Cumhurbaşkanı Recep Tayyip Erdoğan, HAK-İŞ 14’üncü Olağan Genel Kurulu’nda yaptığı konuşmada, “Demokrasimizi daha ileriye taşıyacak, ekonomimizi sıkıntılarından kurtarıp daha da güçlendirecek, bizi hedeflerimize yaklaştıracak reformları kararlılıkla hayata geçireceğiz. Birileri istediği veya birileri sürekli gündeme getirdiği için değil, milletimizin beklentilerini karşılamak ve kendi programlarımızı hayata geçirmek için değişimi kesintisiz sürdüreceğiz.” dedi.

İHRACAT HEDEFİ 200 MİLYAR DOLAR

Cumhurbaşkanı Erdoğan konuşmasında ekonomiyi genel olarak değerlendirerek “Şu anda ihracatta 170 milyar dolardayız.
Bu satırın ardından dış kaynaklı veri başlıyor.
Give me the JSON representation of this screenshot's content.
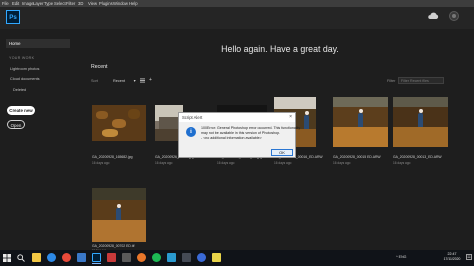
{
  "menubar": {
    "items": [
      "File",
      "Edit",
      "Image",
      "Layer",
      "Type",
      "Select",
      "Filter",
      "3D",
      "View",
      "Plugins",
      "Window",
      "Help"
    ]
  },
  "app": {
    "logo_text": "Ps"
  },
  "sidebar": {
    "home_label": "Home",
    "section_label": "YOUR WORK",
    "links": [
      "Lightroom photos",
      "Cloud documents",
      "Deleted"
    ],
    "create_new": "Create new",
    "open": "Open"
  },
  "main": {
    "greeting": "Hello again. Have a great day.",
    "recent_title": "Recent",
    "sort_label": "Sort",
    "sort_value": "Recent",
    "filter_label": "Filter",
    "filter_placeholder": "Filter Recent files",
    "files": [
      {
        "name": "GA_20200928_165682.jpg",
        "date": "16 days ago"
      },
      {
        "name": "GA_20200926_00008.jpg",
        "date": "16 days ago"
      },
      {
        "name": "GA_20200928_00056_FD.jpg",
        "date": "16 days ago"
      },
      {
        "name": "GA_20200928_00016_ED.ARW",
        "date": "16 days ago"
      },
      {
        "name": "GA_20200928_00015 ED.ARW",
        "date": "16 days ago"
      },
      {
        "name": "GA_20200928_00013_ED.ARW",
        "date": "16 days ago"
      },
      {
        "name": "GA_20200928_00702 ED.tif",
        "date": "16 days ago"
      }
    ]
  },
  "dialog": {
    "title": "Script Alert",
    "line1": "100Error: General Photoshop error occurred. This functionality",
    "line2": "may not be available in this version of Photoshop.",
    "line3": "- <no additional information available>",
    "ok": "OK"
  },
  "taskbar": {
    "tray_text": "^  ENG",
    "time": "22:47",
    "date": "17/11/2020",
    "apps": [
      "explorer",
      "edge",
      "chrome",
      "store",
      "photoshop",
      "mail",
      "settings",
      "firefox",
      "music",
      "files",
      "terminal",
      "browser",
      "stickies"
    ]
  },
  "colors": {
    "accent": "#31a8ff",
    "dialog_button_border": "#2a76d2"
  }
}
Göreve geldiğimizde 36 milyar dolardı. Yıl sonu itibarıyla bunun üzerine çıkacağız. En kısa zamanda da bu rakamı 200 milyar doların üzerine çıkaracağız. Cari açığı, yıllık bazda ve dönemsel olarak hedeflerimize yakın seviyeye çektik.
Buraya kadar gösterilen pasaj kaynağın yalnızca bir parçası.